Chemical process and product design engineers, environmental engineers, and consulting engineering firms can play a pivotal role as industries move toward the Zero Emissions or Zero Discharge paradigm, especially firms whose traditional niche has been to treat waste so that it is benign and acceptable for discharge. The role for these engineers in the twenty‐first century is to transform the effluent of one process to serve as the raw material for another process. The new role is not simply facilitating waste exchange; rather, the new jobs include the following:
- Assessing material flows through the economy and the use of raw materials, water, and energy
- Designing databases with a wider set of information about material flows and manufacturing processes
- Working with design firms to understand the production processes of the industries that produce the wastes
- Designing conversion processes
- Identifying purchasers for converted wastes
- Designing material transfer systems to carry wastes to industries that will use them as feedstock
- Identifying industrial clusters and understanding how to fit diverse industries into a successful industrial cluster
- Designing eco‐industrial parks and negotiating arrangements that are commercially sound and profitable, yet based on good personal relationships; voluntary, and yet in close collaboration with regulatory agencies
What this means for engineering firms is the need for a broader set of engineering skills and services.

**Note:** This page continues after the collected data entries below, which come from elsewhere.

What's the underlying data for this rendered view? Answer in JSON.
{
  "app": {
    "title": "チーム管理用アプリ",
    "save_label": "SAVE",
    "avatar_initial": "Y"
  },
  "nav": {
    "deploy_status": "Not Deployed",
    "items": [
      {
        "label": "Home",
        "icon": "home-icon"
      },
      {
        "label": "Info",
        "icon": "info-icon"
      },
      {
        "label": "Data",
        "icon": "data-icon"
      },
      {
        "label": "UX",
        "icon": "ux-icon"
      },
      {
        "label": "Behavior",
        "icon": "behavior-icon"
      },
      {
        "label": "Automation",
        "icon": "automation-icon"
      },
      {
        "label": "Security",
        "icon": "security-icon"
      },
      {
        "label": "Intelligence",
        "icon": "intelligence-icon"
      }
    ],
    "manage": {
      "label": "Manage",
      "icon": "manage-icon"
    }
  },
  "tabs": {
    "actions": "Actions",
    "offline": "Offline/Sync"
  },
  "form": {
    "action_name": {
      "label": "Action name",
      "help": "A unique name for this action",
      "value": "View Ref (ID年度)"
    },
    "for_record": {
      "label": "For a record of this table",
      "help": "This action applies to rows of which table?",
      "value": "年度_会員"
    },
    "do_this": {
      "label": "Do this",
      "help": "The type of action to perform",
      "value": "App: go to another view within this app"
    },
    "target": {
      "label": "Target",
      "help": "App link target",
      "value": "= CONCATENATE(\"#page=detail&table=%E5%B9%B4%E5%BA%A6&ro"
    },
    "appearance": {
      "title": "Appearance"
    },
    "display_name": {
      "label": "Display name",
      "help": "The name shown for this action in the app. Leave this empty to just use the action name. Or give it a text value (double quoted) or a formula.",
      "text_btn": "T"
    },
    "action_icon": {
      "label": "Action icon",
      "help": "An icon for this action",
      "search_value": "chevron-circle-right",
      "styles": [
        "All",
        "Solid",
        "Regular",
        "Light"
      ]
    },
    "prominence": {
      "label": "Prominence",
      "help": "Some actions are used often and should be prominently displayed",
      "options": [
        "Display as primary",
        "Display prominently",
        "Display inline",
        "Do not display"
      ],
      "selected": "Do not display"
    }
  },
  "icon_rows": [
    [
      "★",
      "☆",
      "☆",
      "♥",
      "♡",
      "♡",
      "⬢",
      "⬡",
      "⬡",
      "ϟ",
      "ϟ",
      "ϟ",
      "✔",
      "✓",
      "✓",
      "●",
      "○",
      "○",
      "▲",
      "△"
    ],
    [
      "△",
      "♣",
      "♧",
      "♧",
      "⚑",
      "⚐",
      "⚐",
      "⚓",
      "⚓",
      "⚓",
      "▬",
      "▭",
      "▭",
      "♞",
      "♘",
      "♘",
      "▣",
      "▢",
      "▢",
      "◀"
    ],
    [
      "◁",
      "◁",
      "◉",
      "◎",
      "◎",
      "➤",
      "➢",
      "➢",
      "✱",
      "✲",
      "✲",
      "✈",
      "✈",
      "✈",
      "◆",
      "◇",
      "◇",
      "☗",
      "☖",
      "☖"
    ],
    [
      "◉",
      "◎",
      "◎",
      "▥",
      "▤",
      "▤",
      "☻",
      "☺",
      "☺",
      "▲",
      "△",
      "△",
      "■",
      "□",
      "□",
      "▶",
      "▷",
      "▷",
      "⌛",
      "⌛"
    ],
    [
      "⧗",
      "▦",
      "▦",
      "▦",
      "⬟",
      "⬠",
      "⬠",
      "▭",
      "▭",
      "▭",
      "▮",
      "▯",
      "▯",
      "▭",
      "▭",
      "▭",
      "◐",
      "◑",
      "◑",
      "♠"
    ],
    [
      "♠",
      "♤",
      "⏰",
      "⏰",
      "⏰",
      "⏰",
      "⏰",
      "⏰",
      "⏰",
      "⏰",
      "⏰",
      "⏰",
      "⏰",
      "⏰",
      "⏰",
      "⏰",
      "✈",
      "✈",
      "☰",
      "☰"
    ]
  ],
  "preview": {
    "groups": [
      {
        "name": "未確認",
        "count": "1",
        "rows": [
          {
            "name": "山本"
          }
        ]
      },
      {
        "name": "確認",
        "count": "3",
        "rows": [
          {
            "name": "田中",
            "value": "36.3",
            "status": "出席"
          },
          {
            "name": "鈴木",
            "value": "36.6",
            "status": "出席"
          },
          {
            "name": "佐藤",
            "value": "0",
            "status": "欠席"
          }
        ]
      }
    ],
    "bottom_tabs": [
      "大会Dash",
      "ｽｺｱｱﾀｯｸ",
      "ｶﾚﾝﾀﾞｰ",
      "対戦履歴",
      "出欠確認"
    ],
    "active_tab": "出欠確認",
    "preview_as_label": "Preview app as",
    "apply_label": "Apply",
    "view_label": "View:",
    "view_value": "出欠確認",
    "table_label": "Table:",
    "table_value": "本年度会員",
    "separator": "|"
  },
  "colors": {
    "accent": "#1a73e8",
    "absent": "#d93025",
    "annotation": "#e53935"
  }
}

As can be seen, consulting engineering firms will find that achieving Zero Emissions entails expertise in areas that have not been part of engineering curriculum, or the professional engineer’s exam.

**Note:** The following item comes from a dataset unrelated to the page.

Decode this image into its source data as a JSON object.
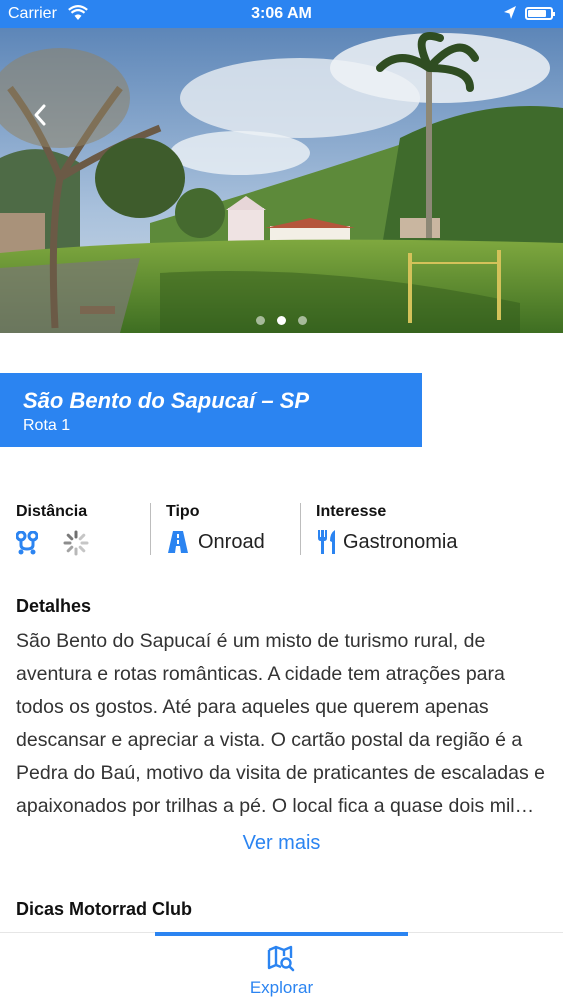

Zero Emissions engineers need to be not only well trained in design for the environment, concurrent engineering, and industrial engineering but also be able to think and design outside the traditional boundaries of the factory to work in terms of industrial clusters.

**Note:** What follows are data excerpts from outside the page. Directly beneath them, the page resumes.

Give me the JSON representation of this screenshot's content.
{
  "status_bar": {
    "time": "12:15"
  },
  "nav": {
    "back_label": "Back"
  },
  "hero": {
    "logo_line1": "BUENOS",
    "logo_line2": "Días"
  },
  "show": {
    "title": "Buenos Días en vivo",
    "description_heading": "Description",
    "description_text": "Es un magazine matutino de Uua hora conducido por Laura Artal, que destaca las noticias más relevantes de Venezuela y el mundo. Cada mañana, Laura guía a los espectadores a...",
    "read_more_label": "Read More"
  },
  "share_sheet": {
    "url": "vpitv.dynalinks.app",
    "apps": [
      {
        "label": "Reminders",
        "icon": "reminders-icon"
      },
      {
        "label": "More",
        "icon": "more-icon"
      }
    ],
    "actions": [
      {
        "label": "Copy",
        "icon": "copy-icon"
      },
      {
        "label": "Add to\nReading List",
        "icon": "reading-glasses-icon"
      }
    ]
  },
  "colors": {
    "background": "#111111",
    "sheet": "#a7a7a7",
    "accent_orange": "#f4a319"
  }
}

In the town of Tsumeb in the African desert, Namibian nationals will be implementing Zero Emissions technology at a brewery inaugurated in January of 1997. The three main inputs into beer – grain, water, and energy – are scarce commodities in a developing nation. Brewing uses only 8–10% of the nutrients in grain, consumes 10 L of water for every liter of beer produced, and generally requires imported coal, an expensive and polluting energy source.
The lignin‐cellulose component of spent grain, which makes up 70–80% of its bulk, is indigestible to cattle, but it is easily broken down by the enzymes of mushrooms. It takes 4 T of spent grain to produce 1 T of mushrooms, which are a potentially lucrative cash crop for export, because most southern African nations currently import mushrooms. The protein content of the spent grain – up to 26% – is used by earthworms, which in turn are fed to chickens and pigs. Processing the waste from the animals in a digester could supply all of the vapor energy required for brewing. Brewery wastewater is high in nutrients but is too alkaline for crops. However, it can be used to grow spirulina, which generate up to 70% protein.
The brewery’s thermal waste could heat greenhouses or the brewery. These interrelated industries will form an optimal industrial cluster for increasing the productivity of the brewery’s raw materials in ways that also produce food for humans that is high in nutritional value.